Sunday, April 1, 2012

Finally an update

 Hello everyone, sorry it has been so long since my last post. But there has been a lot going on. And to tell the truth it is with heavy heart that I write this post.

 On Wednesday night just before bed I had noticed a small amount of blood when I was getting ready for bed, Which made me very nervous so I had called my IPS to let them know about it and we all decided to wait it out and see what the morning would bring. When I got up Thursday everything was fine, no more blood not even a little. I decided to be on the safe side, I would call our nurse and let her know what had gone on and she had reassured me that most likely everything was fine and that I should just take it easy for a couple days and wait for our ultrasound on the 6th. So that was my plan but boy did things change very quickly. Within an hour and a half  of speaking to the nurse I was doubled over in pain in my left side and I knew I needed to get to the hospital. I spent most of the day having multiple tests performed to tell me that I had a cyst rupture and that everything would be fine and they released me to go home and rest with a follow up u/s the next morning with my RE Dr. to check on the baby.

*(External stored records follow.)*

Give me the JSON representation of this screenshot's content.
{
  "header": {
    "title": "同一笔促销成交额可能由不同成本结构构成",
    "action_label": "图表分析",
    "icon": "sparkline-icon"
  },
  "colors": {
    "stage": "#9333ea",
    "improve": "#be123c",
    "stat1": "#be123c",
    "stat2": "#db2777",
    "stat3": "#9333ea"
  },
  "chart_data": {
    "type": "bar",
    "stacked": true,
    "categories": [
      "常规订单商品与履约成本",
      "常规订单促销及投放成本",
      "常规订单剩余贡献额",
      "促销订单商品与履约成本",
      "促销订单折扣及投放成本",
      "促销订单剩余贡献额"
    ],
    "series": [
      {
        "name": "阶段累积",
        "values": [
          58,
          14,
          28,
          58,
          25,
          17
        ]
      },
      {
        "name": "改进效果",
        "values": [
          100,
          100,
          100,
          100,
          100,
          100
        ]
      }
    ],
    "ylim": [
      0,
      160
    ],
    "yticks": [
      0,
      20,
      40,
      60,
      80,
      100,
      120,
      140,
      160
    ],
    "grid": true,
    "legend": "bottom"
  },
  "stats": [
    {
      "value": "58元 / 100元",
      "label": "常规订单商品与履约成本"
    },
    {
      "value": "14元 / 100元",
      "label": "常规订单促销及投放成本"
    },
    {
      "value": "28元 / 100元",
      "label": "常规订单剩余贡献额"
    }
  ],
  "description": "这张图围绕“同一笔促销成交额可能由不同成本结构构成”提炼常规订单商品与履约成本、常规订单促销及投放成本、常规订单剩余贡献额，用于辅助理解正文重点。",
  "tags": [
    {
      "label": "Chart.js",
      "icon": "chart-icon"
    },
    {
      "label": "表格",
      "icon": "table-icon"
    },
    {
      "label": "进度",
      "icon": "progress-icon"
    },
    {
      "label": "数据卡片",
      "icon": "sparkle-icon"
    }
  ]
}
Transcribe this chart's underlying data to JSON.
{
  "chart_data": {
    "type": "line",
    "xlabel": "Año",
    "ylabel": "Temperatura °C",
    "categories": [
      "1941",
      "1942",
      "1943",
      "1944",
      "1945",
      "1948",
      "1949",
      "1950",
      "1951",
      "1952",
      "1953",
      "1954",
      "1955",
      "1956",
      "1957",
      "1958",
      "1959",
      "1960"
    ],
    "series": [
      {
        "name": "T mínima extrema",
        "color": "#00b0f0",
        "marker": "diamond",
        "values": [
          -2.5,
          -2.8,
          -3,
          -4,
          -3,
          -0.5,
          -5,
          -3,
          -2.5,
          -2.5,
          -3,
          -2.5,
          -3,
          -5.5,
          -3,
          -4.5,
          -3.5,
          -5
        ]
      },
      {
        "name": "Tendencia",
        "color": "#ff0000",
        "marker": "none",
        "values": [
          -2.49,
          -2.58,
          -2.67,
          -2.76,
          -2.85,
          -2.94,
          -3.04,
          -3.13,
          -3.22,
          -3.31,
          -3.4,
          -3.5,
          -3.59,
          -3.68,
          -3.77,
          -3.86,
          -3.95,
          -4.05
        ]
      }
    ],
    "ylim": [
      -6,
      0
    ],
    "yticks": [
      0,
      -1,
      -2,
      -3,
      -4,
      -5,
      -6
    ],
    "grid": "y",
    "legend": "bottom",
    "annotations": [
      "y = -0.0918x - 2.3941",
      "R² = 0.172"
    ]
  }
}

 Friday morning I went in to the u/s feeling quite confident that all was well with the baby and they would reassure me that the baby was doing great. Well that was not the case at all in fact it was very hard for them to even see a gestational sac due to blood covering the sac. But from what they could see the sac was measuring much smaller than it should and they could not see anything in the sac. Can I just say devastating news!!!  I was sent to have more blood work just to make sure that the u/s was true. Later that afternoon I received a call that they needed to see me and the IPS early Saturday to discuss our options. We had one more u/s to check on the outcome for sure and the results were the same. The baby had not proceeded like it should and there for our only option now is to stop all meds and prepare for a miscarriage.

 With that news we were all very saddened, but know in our hearts that these things happen for a reason! We are all in this together and have decided to try again, Which should be June or July. I will continue to post and hope you all will stay with us through this very upsetting time and continue on this journey with us as we try again. Thank you all for reading and rooting us on. Your thoughts and prayers are appreciated.